"No tengo tiempo para leer todo lo que tengo pendiente, y cuando leo no se me queda casi nada"
He aquí dos de la principales preocupaciones que amenazan al pobre lector. Quien tiene afición, y disposición lectora, y hasta unos buenos hábitos lectores, se ve asaltado e incluso angustiado por estas dos tentaciones: la de considerar que es absurdo seguir acaparando libros y la de pensar que es absurdo leer cosas de las que luego no te acuerdas en absoluto.
Respecto a la primera angustia, la de tener una biblioteca inabarcable, mayor que nosotros, me gustaría aliviarla con una reflexión que leí a Umberto Eco. Venía a decir aquel sabio que el tamaño no importa, que tener en casa, en tu biblioteca particular, libros que sabes que nunca llegarás a leer no sólo es bueno sino que resulta educativo... Porque los libros enseñan incluso cuando no se leen, porque el mismo hecho de conocer su existencia, leer sus títulos o las solapas, hojearlos de vez en cuando te enseña a conocer tus límites, a dimensionar tu ignorancia. Es en última instancia una cura de humildad y de realismo. Y eso nunca viene mal.

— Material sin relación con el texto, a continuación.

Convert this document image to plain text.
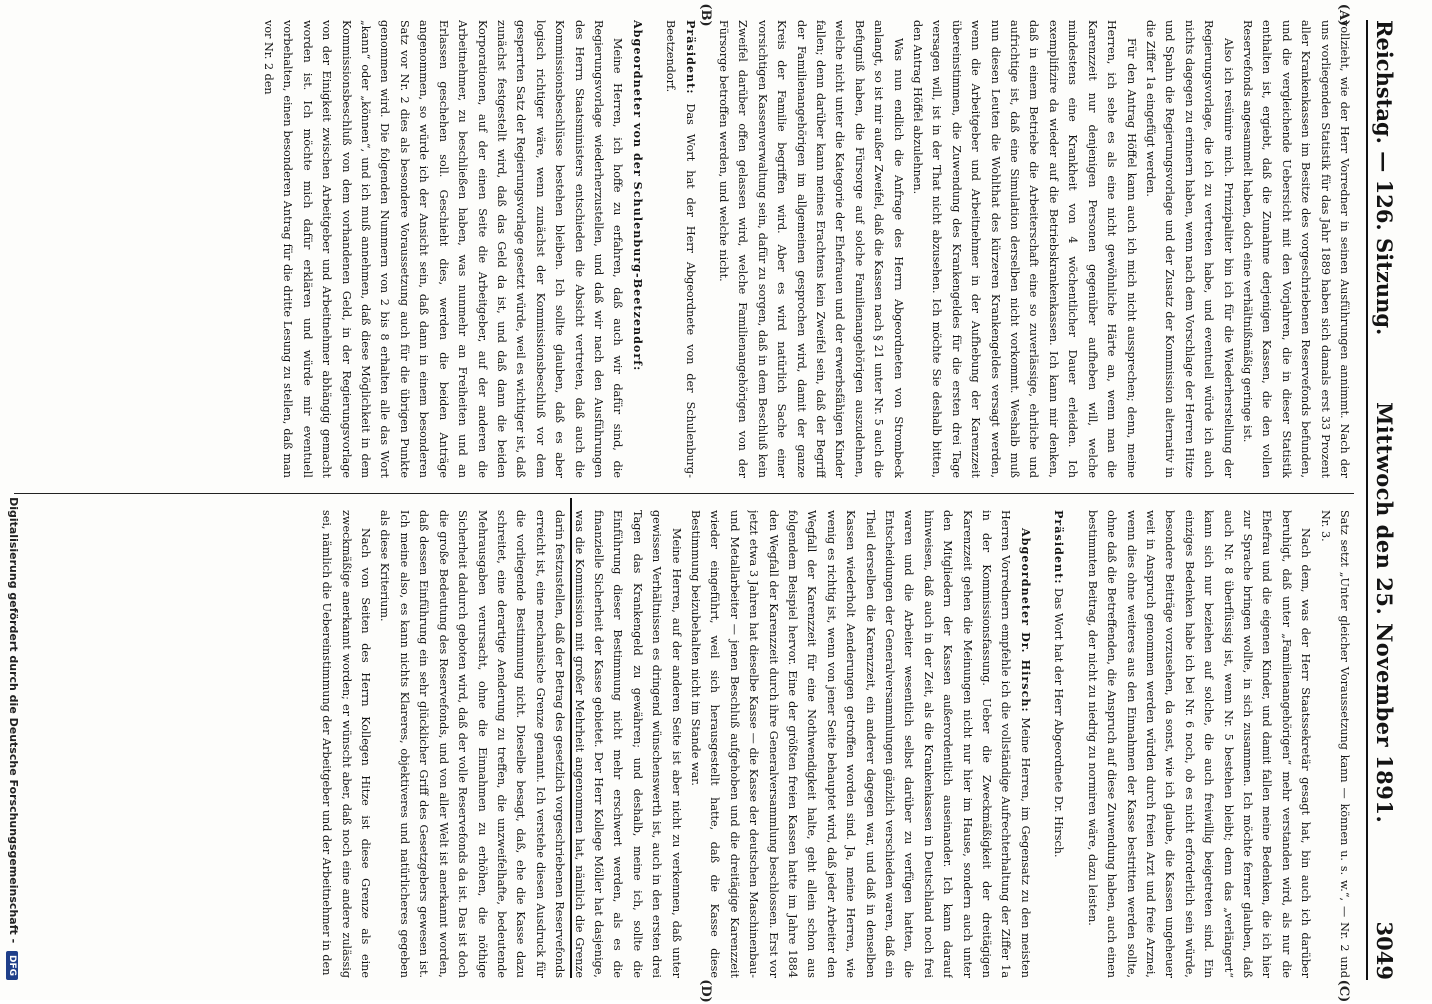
Reichstag. — 126. Sitzung.
Mittwoch den 25. November 1891.
3049
(A)
(B)
(C)
(D)

vollzieht, wie der Herr Vorredner in seinen Ausführungen annimmt. Nach der uns vorliegenden Statistik für das Jahr 1889 haben sich damals erst 33 Prozent aller Krankenkassen im Besitze des vorgeschriebenen Reservefonds befunden, und die vergleichende Uebersicht mit den Vorjahren, die in dieser Statistik enthalten ist, ergiebt, daß die Zunahme derjenigen Kassen, die den vollen Reservefonds angesammelt haben, doch eine verhältnißmäßig geringe ist.

Also ich resümire mich. Prinzipaliter bin ich für die Wiederherstellung der Regierungsvorlage, die ich zu vertreten habe, und eventuell würde ich auch nichts dagegen zu erinnern haben, wenn nach dem Vorschlage der Herren Hitze und Spahn die Regierungsvorlage und der Zusatz der Kommission alternativ in die Ziffer 1a eingefügt werden.

Für den Antrag Höffel kann auch ich mich nicht aussprechen; denn, meine Herren, ich sehe es als eine nicht gewöhnliche Härte an, wenn man die Karenzzeit nur denjenigen Personen gegenüber aufheben will, welche mindestens eine Krankheit von 4 wöchentlicher Dauer erleiden. Ich exemplifizire da wieder auf die Betriebskrankenkassen. Ich kann mir denken, daß in einem Betriebe die Arbeiterschaft eine so zuverlässige, ehrliche und aufrichtige ist, daß eine Simulation derselben nicht vorkommt. Weshalb muß nun diesen Leuten die Wohlthat des kürzeren Krankengeldes versagt werden, wenn die Arbeitgeber und Arbeitnehmer in der Aufhebung der Karenzzeit übereinstimmen, die Zuwendung des Krankengeldes für die ersten drei Tage versagen will, ist in der That nicht abzusehen. Ich möchte Sie deshalb bitten, den Antrag Höffel abzulehnen.

Was nun endlich die Anfrage des Herrn Abgeordneten von Strombeck anlangt, so ist mir außer Zweifel, daß die Kassen nach § 21 unter Nr. 5 auch die Befugniß haben, die Fürsorge auf solche Familienangehörigen auszudehnen, welche nicht unter die Kategorie der Ehefrauen und der erwerbsfähigen Kinder fallen; denn darüber kann meines Erachtens kein Zweifel sein, daß der Begriff der Familienangehörigen im allgemeinen gesprochen wird, damit der ganze Kreis der Familie begriffen wird. Aber es wird natürlich Sache einer vorsichtigen Kassenverwaltung sein, dafür zu sorgen, daß in dem Beschluß kein Zweifel darüber offen gelassen wird, welche Familienangehörigen von der Fürsorge betroffen werden, und welche nicht.

Präsident: Das Wort hat der Herr Abgeordnete von der Schulenburg-Beetzendorf.

Abgeordneter von der Schulenburg-Beetzendorf:

Meine Herren, ich hoffe zu erfahren, daß auch wir dafür sind, die Regierungsvorlage wiederherzustellen, und daß wir nach den Ausführungen des Herrn Staatsministers entschieden die Absicht vertreten, daß auch die Kommissionsbeschlüsse bestehen bleiben. Ich sollte glauben, daß es aber logisch richtiger wäre, wenn zunächst der Kommissionsbeschluß vor dem gesperrten Satz der Regierungsvorlage gesetzt würde, weil es wichtiger ist, daß zunächst festgestellt wird, daß das Geld da ist, und daß dann die beiden Korporationen, auf der einen Seite die Arbeitgeber, auf der anderen die Arbeitnehmer, zu beschließen haben, was nunmehr an Freiheiten und an Erlassen geschehen soll. Geschieht dies, werden die beiden Anträge angenommen, so würde ich der Ansicht sein, daß dann in einem besonderen Satz vor Nr. 2 dies als besondere Voraussetzung auch für die übrigen Punkte genommen wird. Die folgenden Nummern von 2 bis 8 erhalten alle das Wort „kann“ oder „können“, und ich muß annehmen, daß diese Möglichkeit in dem Kommissionsbeschluß von dem vorhandenen Geld, in der Regierungsvorlage von der Einigkeit zwischen Arbeitgeber und Arbeitnehmer abhängig gemacht worden ist. Ich möchte mich dafür erklären und würde mir eventuell vorbehalten, einen besonderen Antrag für die dritte Lesung zu stellen, daß man vor Nr. 2 den

Satz setzt „Unter gleicher Voraussetzung kann — können u. s. w.“, — Nr. 2 und Nr. 3.

Nach dem, was der Herr Staatssekretär gesagt hat, bin auch ich darüber beruhigt, daß unter „Familienangehörigen“ mehr verstanden wird, als nur die Ehefrau und die eigenen Kinder, und damit fallen meine Bedenken, die ich hier zur Sprache bringen wollte, in sich zusammen. Ich möchte ferner glauben, daß auch Nr. 8 überflüssig ist, wenn Nr. 5 bestehen bleibt; denn das „verlängert“ kann sich nur beziehen auf solche, die auch freiwillig beigetreten sind. Ein einziges Bedenken habe ich bei Nr. 6 noch, ob es nicht erforderlich sein würde, besondere Beiträge vorzusehen, da sonst, wie ich glaube, die Kassen ungeheuer weit in Anspruch genommen werden würden durch freien Arzt und freie Arznei, wenn dies ohne weiteres aus den Einnahmen der Kasse bestritten werden sollte, ohne daß die Betreffenden, die Anspruch auf diese Zuwendung haben, auch einen bestimmten Beitrag, der nicht zu niedrig zu normiren wäre, dazu leisten.

Präsident: Das Wort hat der Herr Abgeordnete Dr. Hirsch.

Abgeordneter Dr. Hirsch: Meine Herren, im Gegensatz zu den meisten Herren Vorrednern empfehle ich die vollständige Aufrechterhaltung der Ziffer 1a in der Kommissionsfassung. Ueber die Zweckmäßigkeit der dreitägigen Karenzzeit gehen die Meinungen nicht nur hier im Hause, sondern auch unter den Mitgliedern der Kassen außerordentlich auseinander. Ich kann darauf hinweisen, daß auch in der Zeit, als die Krankenkassen in Deutschland noch frei waren und die Arbeiter wesentlich selbst darüber zu verfügen hatten, die Entscheidungen der Generalversammlungen gänzlich verschieden waren, daß ein Theil derselben die Karenzzeit, ein anderer dagegen war, und daß in denselben Kassen wiederholt Aenderungen getroffen worden sind. Ja, meine Herren, wie wenig es richtig ist, wenn von jener Seite behauptet wird, daß jeder Arbeiter den Wegfall der Karenzzeit für eine Nothwendigkeit halte, geht allein schon aus folgendem Beispiel hervor. Eine der größten freien Kassen hatte im Jahre 1884 den Wegfall der Karenzzeit durch ihre Generalversammlung beschlossen. Erst vor jetzt etwa 3 Jahren hat dieselbe Kasse — die Kasse der deutschen Maschinenbau- und Metallarbeiter — jenen Beschluß aufgehoben und die dreitägige Karenzzeit wieder eingeführt, weil sich herausgestellt hatte, daß die Kasse diese Bestimmung beizubehalten nicht im Stande war.

Meine Herren, auf der anderen Seite ist aber nicht zu verkennen, daß unter gewissen Verhältnissen es dringend wünschenswerth ist, auch in den ersten drei Tagen das Krankengeld zu gewähren; und deshalb, meine ich, sollte die Einführung dieser Bestimmung nicht mehr erschwert werden, als es die finanzielle Sicherheit der Kasse gebietet. Der Herr Kollege Möller hat dasjenige, was die Kommission mit großer Mehrheit angenommen hat, nämlich die Grenze darin festzustellen, daß der Betrag des gesetzlich vorgeschriebenen Reservefonds erreicht ist, eine mechanische Grenze genannt. Ich verstehe diesen Ausdruck für die vorliegende Bestimmung nicht. Dieselbe besagt, daß, ehe die Kasse dazu schreitet, eine derartige Aenderung zu treffen, die unzweifelhafte, bedeutende Mehrausgaben verursacht, ohne die Einnahmen zu erhöhen, die nöthige Sicherheit dadurch geboten wird, daß der volle Reservefonds da ist. Das ist doch die große Bedeutung des Reservefonds, und von aller Welt ist anerkannt worden, daß dessen Einführung ein sehr glücklicher Griff des Gesetzgebers gewesen ist. Ich meine also, es kann nichts Klareres, objektiveres und natürlicheres gegeben als diese Kriterium.

Nach von Seiten des Herrn Kollegen Hitze ist diese Grenze als eine zweckmäßige anerkannt worden; er wünscht aber, daß noch eine andere zulässig sei, nämlich die Uebereinstimmung der Arbeitgeber und der Arbeitnehmer in den

Digitalisierung gefördert durch die Deutsche Forschungsgemeinschaft - DFG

Por otro lado, esa idea de que luego no me acuerdo de lo leído no debería preocuparnos tanto. Es verdad que se puede paliar si leemos como leen los estudiantes, subrayando, tomando notas, haciendo esquemas... Otra solución es optar por la lectura rumiante, lenta, meditativa. Se lee poco así, pero se lee bien. Este es el tipo de lectura que hacían los monjes medievales y algo parecido a lo que recomendaba el gran Jaime Balmes: leer mucho -y releer- pero cosas bien seleccionadas. De todas formas, aunque no se haga eso, la lectura es como un proceso de lavado de cerebro en el buen sentido de la expresión. Es un ejercicio que hace que nuestras habilidades intelectuales se mantengan en forma. Los libros son al cerebro lo que el peine al cabello. Ayudan a que tengamos la mente limpia y desenredada.